Die EFSA hatte 2016 zur oralen Aufnahme von Titandioxid bekanntgegeben, dass nach den bis dahin verfügbaren Daten keine Hinweise auf gesundheitliche Risiken für Konsumentinnen und Konsumenten vorliegen. Voraussichtlich Mitte 2020 werden weiterführende Studien verfügbar sein. Aufgrund dieser Faktenlage und der baldigen Resultate erachtet der Bundesrat ein Verbot von Titandioxid in der Schweiz als nicht gerechtfertigt.

Titandioxid ist als Zusatzstoff (Farbstoff, E171) zugelassen und kann als weisses Farbpigment unter anderem in Süsswaren und Überzügen verwendet werden. Dabei ist die hohe Leucht- und Deckkraft des Weisspigments von Nutzen.

(08.01.2020)

Inhaltsstoffe

Inhaltsstoffe kommen natürlicherweise in Lebensmitteln vor und können sowohl erwünschte als auch unerwünschte Eigenschaften haben. Zu den wichtigsten Inhaltsstoffen mit erwünschten Wirkungen gehören Nährstoffe wie Kohlenhydrate, Proteine und Fette, für die das BLV Empfehlungen zum täglichen Bedarf publiziert. Zu den Inhaltsstoffen mit unerwünschten Eigenschaften gehören zum Beispiel pflanzliche Stoffe, die für den Menschen in gewissen Mengen toxisch sein können, wie Solanin oder Bisphenol F.

Nährstoffe

Das BLV veröffentlicht Empfehlungen zum täglichen Bedarf an Proteinen, Kohlenhydraten und Fetten sowie zum Bedarf an Nährstoffen für Personen mit besonderen Ernährungsbedürfnissen.

Bisphenol F

Bisphenol F (BPF) ist eine chemische Verbindung, die in Kunststoffen verwendet wird.
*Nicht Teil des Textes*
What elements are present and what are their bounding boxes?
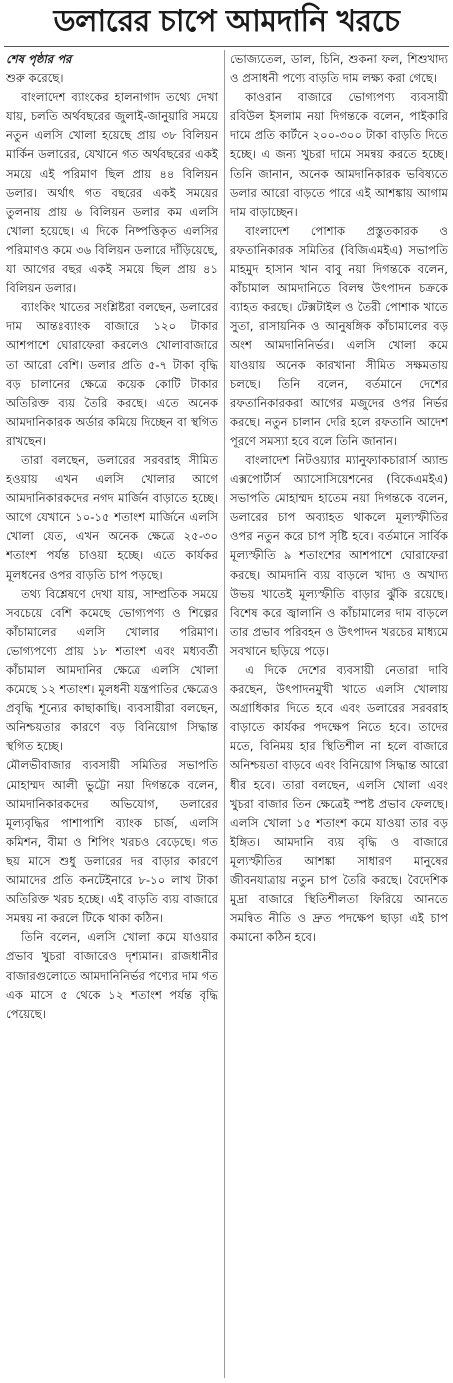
paragraph: এ দিকে দেশের ব্যবসায়ী নেতারা দাবি করছেন, উৎপাদনমুখী খাতে এলসি খোলায় অগ্রাধিকার দিতে হবে এবং ডলারের সরবরাহ বাড়াতে কার্যকর পদক্ষেপ নিতে হবে। তাদের মতে, বিনিময় হার স্থিতিশীল না হলে বাজারে অনিশ্চয়তা বাড়বে এবং বিনিয়োগ সিদ্ধান্ত আরো ধীর হবে। তারা বলছেন, এলসি খোলা এবং খুচরা বাজার তিন ক্ষেত্রেই স্পষ্ট প্রভাব ফেলছে। এলসি খোলা ১৫ শতাংশ কমে যাওয়া তার বড় ইঙ্গিত। আমদানি ব্যয় বৃদ্ধি ও বাজারে মূল্যস্ফীতির আশঙ্কা সাধারণ মানুষের জীবনযাত্রায় নতুন চাপ তৈরি করছে। বৈদেশিক মুদ্রা বাজারে স্থিতিশীলতা ফিরিয়ে আনতে সমন্বিত নীতি ও দ্রুত পদক্ষেপ ছাড়া এই চাপ কমানো কঠিন হবে। xyxy=(230,663,448,945)
paragraph: মৌলভীবাজার ব্যবসায়ী সমিতির সভাপতি মোহাম্মদ আলী ভুট্টো নয়া দিগন্তকে বলেন, আমদানিকারকদের অভিযোগ, ডলারের মূল্যবৃদ্ধির পাশাপাশি ব্যাংক চার্জ, এলসি কমিশন, বীমা ও শিপিং খরচও বেড়েছে। গত ছয় মাসে শুধু ডলারের দর বাড়ার কারণে আমাদের প্রতি কনটেইনারে ৮-১০ লাখ টাকা অতিরিক্ত খরচ হচ্ছে। এই বাড়তি ব্যয় বাজারে সমন্বয় না করলে টিকে থাকা কঠিন। xyxy=(6,758,218,926)
right-column xyxy=(230,50,448,1380)
paragraph: বাংলাদেশ নিটওয়্যার ম্যানুফ্যাকচারার্স অ্যান্ড এক্সপোর্টার্স অ্যাসোসিয়েশনের (বিকেএমইএ) সভাপতি মোহাম্মদ হাতেম নয়া দিগন্তকে বলেন, ডলারের চাপ অব্যাহত থাকলে মূল্যস্ফীতির ওপর নতুন করে চাপ সৃষ্টি হবে। বর্তমানে সার্বিক মূল্যস্ফীতি ৯ শতাংশের আশপাশে ঘোরাফেরা করছে। আমদানি ব্যয় বাড়লে খাদ্য ও অখাদ্য উভয় খাতেই মূল্যস্ফীতি বাড়ার ঝুঁকি রয়েছে। বিশেষ করে জ্বালানি ও কাঁচামালের দাম বাড়লে তার প্রভাব পরিবহন ও উৎপাদন খরচের মাধ্যমে সবখানে ছড়িয়ে পড়ে। xyxy=(230,452,448,658)
paragraph: তারা বলছেন, ডলারের সরবরাহ সীমিত হওয়ায় এখন এলসি খোলার আগে আমদানিকারকদের নগদ মার্জিন বাড়াতে হচ্ছে। আগে যেখানে ১০-১৫ শতাংশ মার্জিনে এলসি খোলা যেত, এখন অনেক ক্ষেত্রে ২৫-৩০ শতাংশ পর্যন্ত চাওয়া হচ্ছে। এতে কার্যকর মূলধনের ওপর বাড়তি চাপ পড়ছে। xyxy=(6,452,218,582)
paragraph: শুরু করেছে। xyxy=(6,71,64,86)
paragraph: বাংলাদেশ ব্যাংকের হালনাগাদ তথ্যে দেখা যায়, চলতি অর্থবছরের জুলাই-জানুয়ারি সময়ে নতুন এলসি খোলা হয়েছে প্রায় ৩৮ বিলিয়ন মার্কিন ডলারের, যেখানে গত অর্থবছরের একই সময়ে এই পরিমাণ ছিল প্রায় ৪৪ বিলিয়ন ডলার। অর্থাৎ গত বছরের একই সময়ের তুলনায় প্রায় ৬ বিলিয়ন ডলার কম এলসি খোলা হয়েছে। এ দিকে নিষ্পত্তিকৃত এলসির পরিমাণও কমে ৩৬ বিলিয়ন ডলারে দাঁড়িয়েছে, যা আগের বছর একই সময়ে ছিল প্রায় ৪১ বিলিয়ন ডলার। xyxy=(6,90,218,296)
paragraph: তিনি বলেন, এলসি খোলা কমে যাওয়ার প্রভাব খুচরা বাজারেও দৃশ্যমান। রাজধানীর বাজারগুলোতে আমদানিনির্ভর পণ্যের দাম গত এক মাসে ৫ থেকে ১২ শতাংশ পর্যন্ত বৃদ্ধি পেয়েছে। xyxy=(6,930,218,1021)
continued-from-label: শেষ পৃষ্ঠার পর xyxy=(6,52,72,66)
paragraph: ব্যাংকিং খাতের সংশ্লিষ্টরা বলছেন, ডলারের দাম আন্তঃব্যাংক বাজারে ১২০ টাকার আশপাশে ঘোরাফেরা করলেও খোলাবাজারে তা আরো বেশি। ডলার প্রতি ৫-৭ টাকা বৃদ্ধি বড় চালানের ক্ষেত্রে কয়েক কোটি টাকার অতিরিক্ত ব্যয় তৈরি করছে। এতে অনেক আমদানিকারক অর্ডার কমিয়ে দিচ্ছেন বা স্থগিত রাখছেন। xyxy=(6,300,218,448)
paragraph: কাওরান বাজারে ভোগ্যপণ্য ব্যবসায়ী রবিউল ইসলাম নয়া দিগন্তকে বলেন, পাইকারি দামে প্রতি কার্টনে ২০০-৩০০ টাকা বাড়তি দিতে হচ্ছে। এ জন্য খুচরা দামে সমন্বয় করতে হচ্ছে। তিনি জানান, অনেক আমদানিকারক ভবিষ্যতে ডলার আরো বাড়তে পারে এই আশঙ্কায় আগাম দাম বাড়াচ্ছেন। xyxy=(230,90,448,219)
paragraph: বাংলাদেশ পোশাক প্রস্তুতকারক ও রফতানিকারক সমিতির (বিজিএমইএ) সভাপতি মাহমুদ হাসান খান বাবু নয়া দিগন্তকে বলেন, কাঁচামাল আমদানিতে বিলম্ব উৎপাদন চক্রকে ব্যাহত করছে। টেক্সটাইল ও তৈরী পোশাক খাতে সুতা, রাসায়নিক ও আনুষঙ্গিক কাঁচামালের বড় অংশ আমদানিনির্ভর। এলসি খোলা কমে যাওয়ায় অনেক কারখানা সীমিত সক্ষমতায় চলছে। তিনি বলেন, বর্তমানে দেশের রফতানিকারকরা আগের মজুদের ওপর নির্ভর করছে। নতুন চালান দেরি হলে রফতানি আদেশ পূরণে সমস্যা হবে বলে তিনি জানান। xyxy=(230,223,448,448)
article-headline: ডলারের চাপে আমদানি খরচে xyxy=(53,4,400,39)
paragraph: ভোজ্যতেল, ডাল, চিনি, শুকনা ফল, শিশুখাদ্য ও প্রসাধনী পণ্যে বাড়তি দাম লক্ষ্য করা গেছে। xyxy=(230,52,448,86)
headline-rule xyxy=(4,46,449,47)
column-divider xyxy=(224,50,225,1378)
left-column xyxy=(6,50,218,1380)
paragraph: তথ্য বিশ্লেষণে দেখা যায়, সাম্প্রতিক সময়ে সবচেয়ে বেশি কমেছে ভোগ্যপণ্য ও শিল্পের কাঁচামালের এলসি খোলার পরিমাণ। ভোগ্যপণ্যে প্রায় ১৮ শতাংশ এবং মধ্যবর্তী কাঁচামাল আমদানির ক্ষেত্রে এলসি খোলা কমেছে ১২ শতাংশ। মূলধনী যন্ত্রপাতির ক্ষেত্রেও প্রবৃদ্ধি শূন্যের কাছাকাছি। ব্যবসায়ীরা বলছেন, অনিশ্চয়তার কারণে বড় বিনিয়োগ সিদ্ধান্ত স্থগিত হচ্ছে। xyxy=(6,586,218,754)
Sie wurde auch in Senf aus weissen Senfkörnern nachgewiesen. Das BLV stuft die Gesundheitsrisiken von BPF in Senf als gering ein.

Cannabis, Hanfextrakte und Cannabinoide als Lebensmittel

Lebensmittel mit Hanfextrakten oder Cannabinoiden (wie CBD) liegen auch in der Schweiz im Trend. Bei Cannabinoiden und Hanfextrakten handelt es sich jedoch grundsätzlich um neuartige Lebensmittel, weshalb sie nicht nach Belieben Lebensmitteln beigegeben werden können.

Zusatzstoffe

Zusatzstoffe können Beschaffenheit sowie Haltbarkeit und Sicherheit eines Lebensmittels verbessern. Sie können natürlichen Ursprungs oder künstlich hergestellt sein und dürfen nur eingesetzt werden, wenn sie gesundheitlich unbedenklich und technologisch notwendig sind. Weiter dürfen Konsumentinnen und Konsumenten durch ihre Verwendung nicht getäuscht werden. Wer Lebensmittel herstellt, darf nur geprüfte Stoffe, die im Anhang 1a der Zusatzstoffverordnung genannt sind, verwenden.

Stevia

Die Blätter der südamerikanischen Stevia-Pflanze schmecken süss. Aus dieser Pflanze hergestellte Steviolglycoside sind nach dem Lebensmittelrecht als Zusatzstoff (E 960) zugelassen.

Sucralose

Sucralose (E 955) wird zum Süssen von Lebensmitteln verwendet. Beim Erhitzen von Lebensmitteln, die mit Sucralose gesüsst wurden, können Verbindungen entstehen, die möglicherweise gesundheitsschädlich sind.